Jacques-Émile Blanche, Deuxième étude pour le portrait d’Anna de Noailles (1922)



Un souvenir de Marcel Proust

in Marcel Proust, Correspondance générale, t. 2 : Lettres à la Comtesse de Noailles, 1901-1919, Paris, Plon, 1931.



J'ai plusieurs fois évoqué pour ceux qui l'aimaient comme pour ceux qui l'admiraient sans l'avoir connu, le visage et l'esprit de mon cher ami Marcel Proust. Tout dernièrement j'ai fait précéder d'un portrait que je crois coloré, mobile, quelques-unes des lettres magnifiques qu'il m'a écrites. J'espère être parvenue à excuser l'encens qu'il fait brûler vers moi si généreusement, que le lecteur est plus en contact avec le nuage aromatique émané de son coeur qu'avec moi-même, enveloppée et transfigurée par ce baume sans pareil. Mais il y aurait une coupable avarice de l'esprit à ne pouvoir transporter, dans l'écriture, une part de la conversation perpétuelle que nous consacrons si aisément, et pour notre propre bonheur, à un ami disparu, enchaîné par notre mémoire et nos récits à notre destinée persévérante.

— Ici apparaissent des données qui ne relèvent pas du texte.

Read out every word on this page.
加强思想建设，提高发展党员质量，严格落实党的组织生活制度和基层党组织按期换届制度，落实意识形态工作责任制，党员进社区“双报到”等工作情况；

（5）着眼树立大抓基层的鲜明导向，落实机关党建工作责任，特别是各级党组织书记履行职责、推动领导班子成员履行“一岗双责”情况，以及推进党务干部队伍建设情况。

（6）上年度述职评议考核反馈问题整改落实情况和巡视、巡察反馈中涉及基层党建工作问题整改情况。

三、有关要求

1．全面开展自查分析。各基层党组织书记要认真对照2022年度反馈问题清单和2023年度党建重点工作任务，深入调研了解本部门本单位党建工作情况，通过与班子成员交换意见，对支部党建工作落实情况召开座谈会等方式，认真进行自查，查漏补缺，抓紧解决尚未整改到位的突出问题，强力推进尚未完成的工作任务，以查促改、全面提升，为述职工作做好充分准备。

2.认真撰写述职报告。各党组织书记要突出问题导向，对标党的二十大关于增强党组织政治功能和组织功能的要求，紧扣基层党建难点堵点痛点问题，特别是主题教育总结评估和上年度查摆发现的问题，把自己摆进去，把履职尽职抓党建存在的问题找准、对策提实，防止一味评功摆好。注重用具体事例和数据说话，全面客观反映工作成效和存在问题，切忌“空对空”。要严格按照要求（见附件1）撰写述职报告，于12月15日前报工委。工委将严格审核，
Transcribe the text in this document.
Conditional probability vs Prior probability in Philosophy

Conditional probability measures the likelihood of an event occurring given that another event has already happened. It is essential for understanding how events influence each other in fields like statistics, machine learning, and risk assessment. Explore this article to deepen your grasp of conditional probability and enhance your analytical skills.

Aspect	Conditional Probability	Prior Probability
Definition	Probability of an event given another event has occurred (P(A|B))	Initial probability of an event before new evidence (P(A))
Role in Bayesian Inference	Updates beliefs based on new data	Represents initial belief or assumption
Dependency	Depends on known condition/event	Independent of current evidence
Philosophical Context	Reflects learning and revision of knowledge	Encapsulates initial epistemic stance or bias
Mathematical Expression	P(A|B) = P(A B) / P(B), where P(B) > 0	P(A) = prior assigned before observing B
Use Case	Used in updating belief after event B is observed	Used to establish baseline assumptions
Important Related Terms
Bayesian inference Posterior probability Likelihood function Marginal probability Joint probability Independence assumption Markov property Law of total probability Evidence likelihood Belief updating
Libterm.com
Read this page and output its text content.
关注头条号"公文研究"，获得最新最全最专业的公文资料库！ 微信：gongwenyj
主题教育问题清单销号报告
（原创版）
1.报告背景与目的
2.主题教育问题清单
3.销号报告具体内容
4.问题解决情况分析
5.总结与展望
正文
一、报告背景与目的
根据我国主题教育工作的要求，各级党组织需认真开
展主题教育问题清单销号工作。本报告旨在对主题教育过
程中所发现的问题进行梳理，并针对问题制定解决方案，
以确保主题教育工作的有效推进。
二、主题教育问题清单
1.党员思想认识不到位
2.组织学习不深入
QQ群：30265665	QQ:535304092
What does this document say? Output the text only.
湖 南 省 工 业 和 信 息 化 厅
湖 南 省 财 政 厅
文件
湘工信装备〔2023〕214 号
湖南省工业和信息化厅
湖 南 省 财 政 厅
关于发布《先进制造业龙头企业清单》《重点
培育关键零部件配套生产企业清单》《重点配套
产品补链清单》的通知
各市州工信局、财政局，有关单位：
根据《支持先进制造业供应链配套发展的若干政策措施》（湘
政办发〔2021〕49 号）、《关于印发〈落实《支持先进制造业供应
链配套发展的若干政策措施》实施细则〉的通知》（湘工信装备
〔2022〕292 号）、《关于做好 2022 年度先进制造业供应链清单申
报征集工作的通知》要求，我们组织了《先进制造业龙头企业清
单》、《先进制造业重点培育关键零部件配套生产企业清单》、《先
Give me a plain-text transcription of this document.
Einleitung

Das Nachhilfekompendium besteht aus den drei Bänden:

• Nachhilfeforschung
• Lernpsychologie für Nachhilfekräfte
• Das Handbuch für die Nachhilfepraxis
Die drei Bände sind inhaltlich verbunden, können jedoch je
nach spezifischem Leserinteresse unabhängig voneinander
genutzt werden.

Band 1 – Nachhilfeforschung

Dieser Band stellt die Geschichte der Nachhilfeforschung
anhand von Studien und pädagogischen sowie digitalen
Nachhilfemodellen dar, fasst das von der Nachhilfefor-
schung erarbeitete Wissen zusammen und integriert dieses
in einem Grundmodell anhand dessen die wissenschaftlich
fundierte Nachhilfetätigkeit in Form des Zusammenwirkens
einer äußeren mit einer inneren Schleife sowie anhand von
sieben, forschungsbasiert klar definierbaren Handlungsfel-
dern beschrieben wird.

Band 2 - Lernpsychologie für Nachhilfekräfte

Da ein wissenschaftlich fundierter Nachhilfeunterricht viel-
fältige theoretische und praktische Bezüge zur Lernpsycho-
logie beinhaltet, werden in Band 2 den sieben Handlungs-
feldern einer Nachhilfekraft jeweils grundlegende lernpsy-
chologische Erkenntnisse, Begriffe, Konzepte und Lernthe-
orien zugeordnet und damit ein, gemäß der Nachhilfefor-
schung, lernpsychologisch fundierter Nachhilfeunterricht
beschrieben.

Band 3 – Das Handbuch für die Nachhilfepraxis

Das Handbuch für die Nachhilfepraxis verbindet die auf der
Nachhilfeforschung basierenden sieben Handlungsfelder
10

Platon affirme que les corps séduits par les grâces de l'univers et qui subirent trop vivement les voluptueux sortilèges, se détachent péniblement de la terre, que leurs désirs y viennent péniblement rôder avec regret et une douloureuse convoitise. Marcel Proust, après avoir tout aimé religieusement et à travers une souffrance sans plaintes, s'est endormi dans une paix ascétique. C'est nous qui ne consentons pas à cesser de l'attirer dans nos demeures et à ne plus le retenir dans les mailles de nos moroses journées, où brûle plus faiblement le feu de l'esprit que ses donations incessantes attisaient.


*


Il semble convenu qu'une ou deux études consacrées par nous à une oeuvre de génie libère notre gratitude envers elle. Les intérêts des vivants ressaisissent ceux qui avaient choisi de converser avec les morts. Trop souvent les Ombres aimées ne bénéficient plus que de notre récit verbal : la parole aisée, en son glissement naturel ou ingénieux, connaît le privilège de reproduire, par les précises et ondoyantes anecdotes, le visage, la voix, les attitudes, les propos de nos amis évanouis. Le cercle brisé se reforme, le joyau perdu n'y manque plus, nous recomposons, en parlant, ce passé où battaient facilement nos ailes de vigoureux papillon, et sur nous brillaient à nouveau les rayons du soleil amical qui confortait et développait nos mystérieuses forces.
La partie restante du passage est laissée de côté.